I overpay my mortgage although I have some savings. Can I ask people who have ISAs- can you lose money on them though? The interest rates are so low as it is for saving.
An ISA is just a wrapper so whether you can lose money and the risk of doing so will depend on what you have in the ISA. Most PPs are talking about global stocks and shares trackers. On average these will give you a return that beats inflation and they have performed extremely well in recent years. But there are also downturns in the market and many looking at the current market would say that it is overvalued and due a drop soon. It's perfectly plausible that the value will drop 30%+ and not recover for years. It's also perfectly plausible that it will rise and continue to give good returns. They are only suitable if you understand the risk and are happy with taking it. Generally the stock market is for money you are unlikely to need in the next 5+ years. It's likely to beat overpaying the mortgage over a long period but the future is never guaranteed. Whether it is a good idea for the OP very much depends on her personal circumstances and attitude to risk.
MumE78 · 08/02/2022 10:45

Check with your mortgage company as most have a capped amount that you can extra towards your fixed term.
If you go above the amount % you may end up being charged fees.

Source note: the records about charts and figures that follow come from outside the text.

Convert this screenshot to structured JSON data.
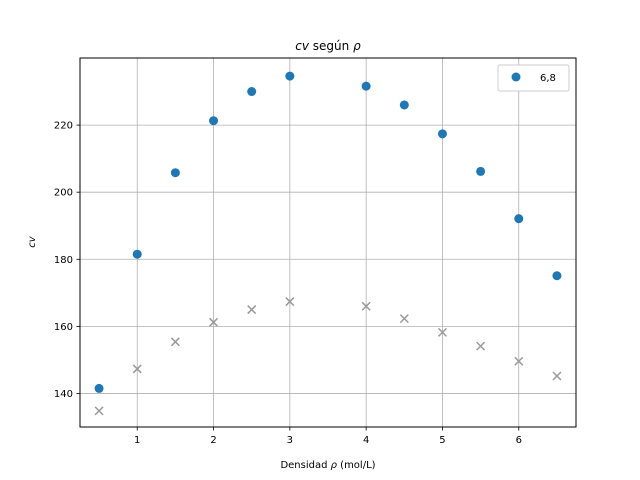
{
  "chart_data": {
    "type": "scatter",
    "title_math": "cv",
    "title_rest": " según ",
    "title_rho": "ρ",
    "xlabel_prefix": "Densidad ",
    "xlabel_rho": "ρ",
    "xlabel_suffix": " (mol/L)",
    "ylabel": "cv",
    "xlim": [
      0.25,
      6.75
    ],
    "ylim": [
      130,
      240
    ],
    "xticks": [
      1,
      2,
      3,
      4,
      5,
      6
    ],
    "yticks": [
      140,
      160,
      180,
      200,
      220
    ],
    "grid": true,
    "legend_position": "top-right",
    "series": [
      {
        "name": "6,8",
        "marker": "circle",
        "color": "#1f77b4",
        "x": [
          0.5,
          1.0,
          1.5,
          2.0,
          2.5,
          3.0,
          4.0,
          4.5,
          5.0,
          5.5,
          6.0,
          6.5
        ],
        "y": [
          141.5,
          181.5,
          205.8,
          221.3,
          230.0,
          234.6,
          231.6,
          226.0,
          217.4,
          206.2,
          192.1,
          175.1
        ]
      },
      {
        "marker": "x",
        "color": "#999999",
        "x": [
          0.5,
          1.0,
          1.5,
          2.0,
          2.5,
          3.0,
          4.0,
          4.5,
          5.0,
          5.5,
          6.0,
          6.5
        ],
        "y": [
          134.8,
          147.3,
          155.4,
          161.2,
          165.0,
          167.4,
          166.0,
          162.3,
          158.2,
          154.1,
          149.6,
          145.2
        ]
      }
    ]
  }
}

At some point you can change your mortgage/remortgage to reduce the length of it

morningstruggles · 08/02/2022 11:04

Call your bank and ask them these questions (or work it out yourself).
(1) What will be the total interest paid on my 30 year loan over the lifetime of the loan. Same for 20 and for 15 years. *
*
^
OP Nationwide has a calculator online where you put in the term, amount, interest etc and it tells you the total interest you will pay. It's useful.

AllTheYoungGoodyTwoShoes · 08/02/2022 12:43

Thank you @Mia85 this is what I was thinking, there is still some risk. The kids have some money in the child trust funds which have been added to but I was shocked that it wasn't making anything in the last couple of years. In fact I was shocked they might even lose some money, hopefully not.

confusedlots · 08/02/2022 12:47

We have never been in a position to do this as we've been saving for a bigger house, but once we get settled there, this is something we're definitely planning to start. But I'd definitely want to make sure we have a decent pot of accessible money first before we start overpaying the mortgage.